MICHAEL ALDRIDGE was an actor for all seasons, especially if they chanced to be at Chichester. Not a highbrow, never an experimentalist - except when he once found himself in a poetic show by Ronald Duncan and Benjamin Britten called This Way to the Tomb just after the Second World War - and always content to belong to a company without wanting to lead it, he loved the stage and the theatrical life and above all he liked people.
Which is why he spent so many years at Chichester. In the West End, where the actors in his experience went into the theatre 'in a different hole in another street' from the audience, he always felt alone. If the star went round to the box office, he once observed, they did not know who he was. But Chichester was altogether chummier. He met everyone he was working with, sometimes even the public; and there was the joy of 'working in a field with a view'.
With his longish face, dark features, bushy hair, wry smile and expressive eyebrows, Aldridge was one of the most sympathetic players of his generation.
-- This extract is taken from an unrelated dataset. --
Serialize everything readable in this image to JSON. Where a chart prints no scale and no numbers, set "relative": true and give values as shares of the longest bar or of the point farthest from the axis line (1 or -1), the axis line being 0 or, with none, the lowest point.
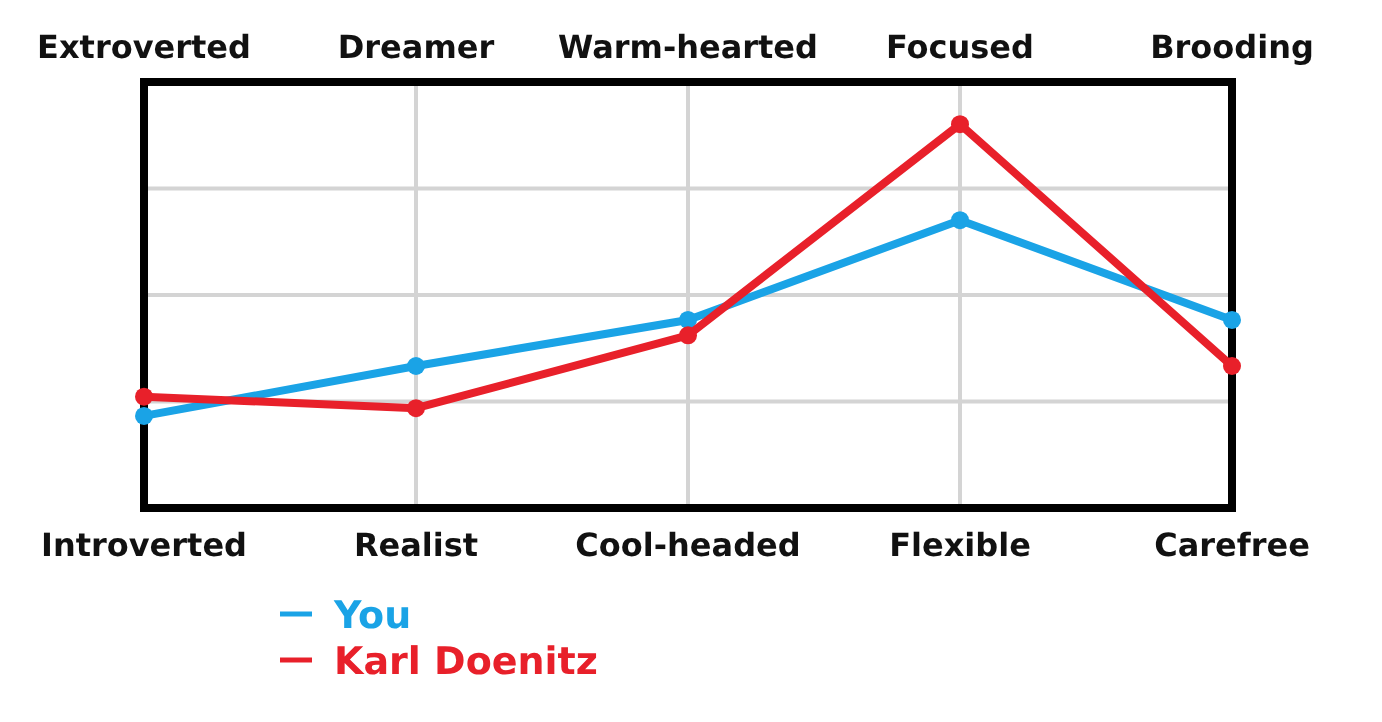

He might not mean to but he could not help being liked, whether in Ayckbourn or Pinero, Shaw or Anouilh, Ibsen or Rattigan, Chekhov or Lonsdale.
In Shakespeare, unsurprisingly, he made quite an impression as Horatio to Michael Redgrave's Hamlet, with whom he toured with the Old Vic Company in 1950 to Elsinore. Twenty years later, when Antony and Cleopatra cropped up at Chichester with John Clements and Margaret Leighton, he was cast as Enobarbus (who else?).
When the Royal Shakespeare Company started up The Other Place to prove that Shakespeare or Chekhov could be as good if not better under our noses as on a main stage, Aldridge gave us a taste of Prospero's powers in the opening scene to remind us who had invented the storm; and he went on to make, again, a very reasonable and human figure of the sometimes villainous Serebriakov to Nicol Williamson's Uncle Vanya, who was so close to some of us he might have offered round a glass from the simmering samovar.
Aldridge was not however afraid of big stages or, it appeared, of any authors in the main classical stream such as he found habitually at Chichester; and he had nothing against musical comedy.
Back in the 1950s he hopped, skipped and jumped merrily about for over three years at the Vaudeville in the 'cult' musical comedy Salad Days, and its less successful successor, Free As Air; and if he came unstuck as Jeeves in the title role of a fateful collaboration between Andrew Lloyd Webber and Alan Ayckbourn, he had the right, light touch for Relatively Speaking (Greenwich, 1986) and Bedroom Farce, which the National Theatre transferred to the West End.
And in Ben Travers's last West End play, The Bed Before Yesterday (Lyric, 1976), Aldridge had the pleasure of reassuring its author, who as a school governor had watched his schoolboy Toby Belch with misgivings, that the theatre hadn't been such a bad choice after all.
Inevitably he will be remembered most widely for his work in television, especially in Tinker Tailor Soldier Spy, Love for Lydia and The Last of the Summer Wine, in which of course he found himself completely at home in television's equivalent of a permanent acting company.
Not many of them about in the theatre any more, but Aldridge made the best of the system whenever he came across it and the system always profited from his graceful presence.